Tiers-payant généralisé : Le (grand) chantier est ouvert

370 – Hubert Garrigue-Guyonnaud a été nommé directeur de projet et un comité d’orientation a été installé par Marisol Touraine pour imaginer le dispositif simple et efficace qui doit permettre la généralisation du tiers-payant à la fin 2017. Outre les difficultés techniques, le directeur devra convaincre du bien-fondé de ce projet des médecins libéraux pour le moins réticents.

Point fort de la Stratégie Nationale de Santé, on ne peut pas dire que la généralisation du tiers-payant annoncée par Marisol Touraine comme devant être effectif à la fin 2017 a enthousiasmé les médecins. La CSMF a redit récemment son opposition à « la généralisation d’une usine à gaz qui se fera aux dépens des médecins car elle est techniquement impraticable ». A ce dispositif complexe et coûteux pour les payeurs (les centres de santé mutualistes l’ont chiffré à 3,50 euros par actes), la Confédération préfère de beaucoup sa « solution monétique à débit différé santé généralisé à tous les établissements bancaires » et invite le Gouvernement à soutenir ce projet. « Non au consumérisme médical », tranche le Syndicat des Médecins Libéraux (SML) qui « s’oppose à la généralisation du tiers-payant et réclame de toute urgence un choc de revalorisation ». Même opposition de principe à la Fédération des Médecins de France (FMF), dont le président, Jean-Paul Hamon, estime que le tiers-payant doit dépendre du souhait de chaque professionnel et reposer sur un guichet unique, « c’est-à-dire la CNAMTS, comme pour la CMU ». Et même MG France, favorable sur le fond à la généralisation du tiers-payant, souligne que les médecins généralistes n’ont ni le temps, ni le personnel, ni le moyens pur vérifier les droits des patients et avertit les pouvoirs publics qu’il s’opposera « à tout dispositif qui ne serait pas simple, complet et garanti ».
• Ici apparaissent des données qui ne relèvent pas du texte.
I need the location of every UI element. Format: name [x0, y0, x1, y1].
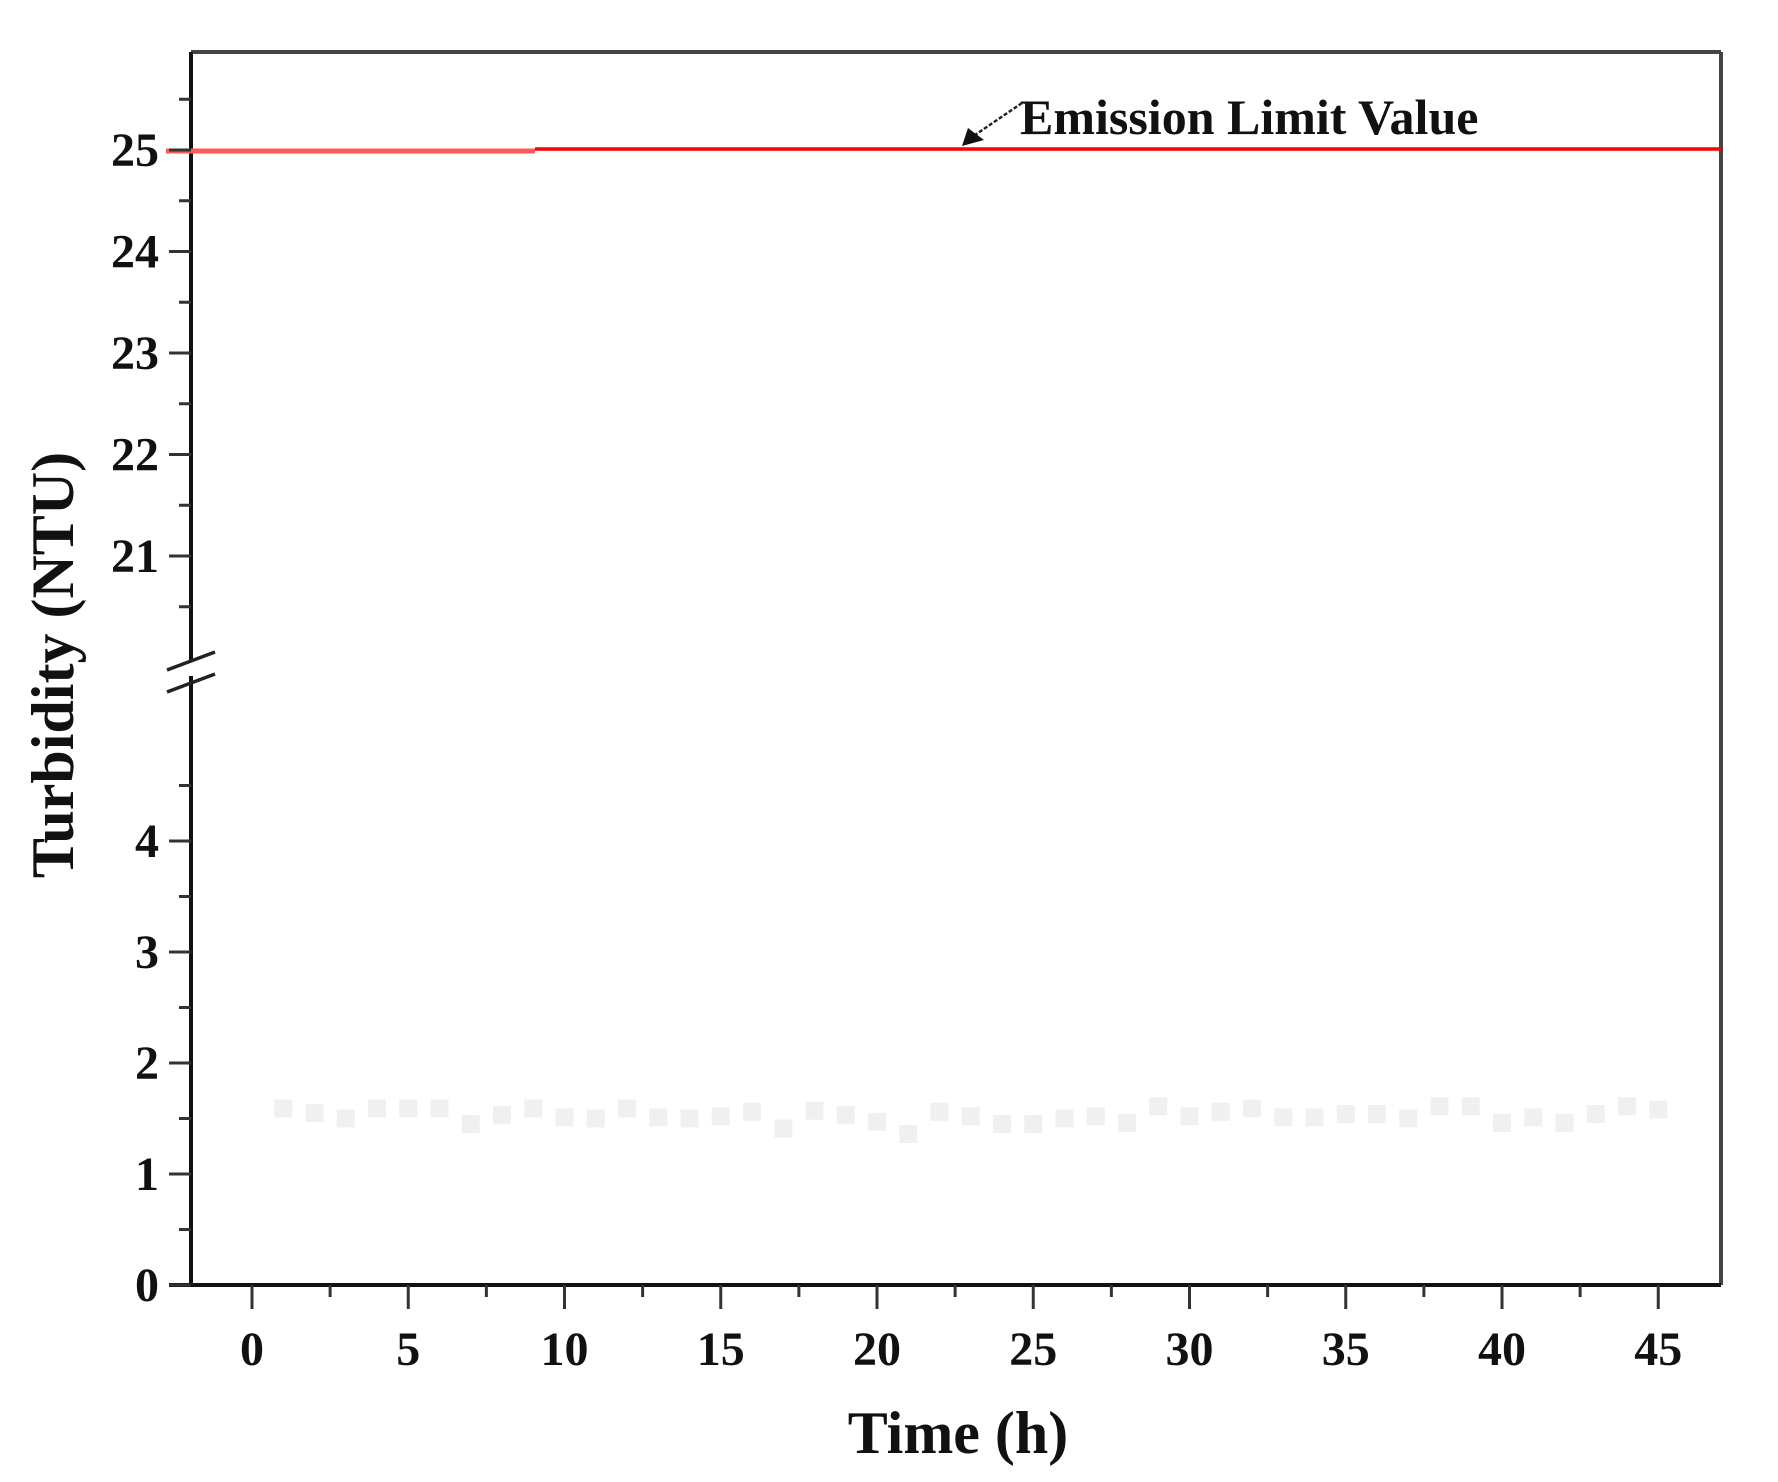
data-point-marker: [586, 1109, 605, 1128]
x-tick-label: 15: [697, 1323, 745, 1376]
data-point-marker: [1524, 1108, 1543, 1127]
x-tick-label: 30: [1166, 1323, 1214, 1376]
y-tick-label: 4: [135, 815, 159, 868]
y-tick-label: 3: [135, 926, 159, 979]
y-tick-label: 2: [135, 1037, 159, 1090]
data-point-marker: [305, 1103, 324, 1122]
data-point-marker: [868, 1112, 886, 1131]
data-point-marker: [774, 1119, 793, 1138]
data-point-marker: [743, 1102, 761, 1121]
x-tick-label: 0: [240, 1323, 264, 1376]
data-point-marker: [649, 1108, 668, 1127]
data-point-marker: [1305, 1108, 1324, 1127]
data-point-marker: [899, 1125, 918, 1144]
y-tick-label: 21: [111, 530, 159, 583]
data-point-marker: [336, 1109, 355, 1128]
data-point-marker: [1493, 1113, 1511, 1132]
data-point-marker: [1086, 1107, 1105, 1126]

Une réforme pour 110 000 médecins, et près de 500 organismes d’Assurance Maladie

C’est assez dire que la tâche de Hubert Garrigue-Guyonnaud, inspecteur des Affaires sociales, nommé par Marisol Touraine directeur du projet pour la généralisation du tiers-payant, sera difficile. Des travaux qu’il va mener avec les acteurs concernés doivent « émerger dans les mois qui viennent les options stratégiques et techniques qui permettront de mettre en place un système simple et sécurisé, tant pour les médecins que pour les patients ».

Plus facile à dire qu’à concrétiser ! Un rapport de l’IGAS de juillet dernier sur le sujet, qui a été dévoilé au lendemain de la nomination de Hubert Garrigue-Guyonnaud, indique en effet que la réforme concernera environ 110  000 médecins et près de 500 organismes d’Assurance Maladie, pour un volume de 500 millions d’actes annuels.

L’IGAS préconise de généraliser le tiers-payant « à hauteur du montant couvert par les complémentaires », en autorisant l’Assurance Maladie à prélever directement sur le compte bancaire de l’assuré la participation forfaitaire de 1 euro sur les consultations (800 millions par an).

Mais le futur dispositif devra éviter trois risques :

– un risque de trésorerie pour les médecins du fait de délais excessifs de remboursement ;

– un risque de perte financière en cas d’absence de droits ouverts du patient ;

– un risque de surcharge administrative liée au recoupement entre factures émises et paiements reçus.

L’IGAS suggère donc d’aller vers un « contrôle des droits en ligne  de l’assuré » par le médecin et d’opter pour un éclatement par le praticien des flux de données entre Assurance Maladie obligatoire et complémentaires. Mais pour que ce routage soit acceptable par les médecins, il faudrait que les complémentaires se rassemblent ou externalisent la gestion du tiers-payant vers l’un des quatre principaux opérateurs nationaux, dans « un environnement technique stabilisé » voire simplifié. De son côté, l’Assurance Maladie devrait regrouper ses « usines de liquidation ». On le voit, le chantier est vaste…

Marisol Touraine a installé récemment un comité d’orientation sur le tiers-payant qui a pour mission « d’accompagner les choix stratégiques et techniques qui seront faits dans les prochain mois » et de « construire la feuille de route opérationnelle, dans un calendrier exigeant, en accord avec les principaux acteurs du dossiers ». Les premières décisions sont attendues dès ce printemps, puisque à la fin de l’année la généralisation du tiers-payant doit être mise en place pour les bénéficiaires de l’Aide Complémentaire Santé (ACS), soit 4,7 millions de personnes potentiellement éligibles.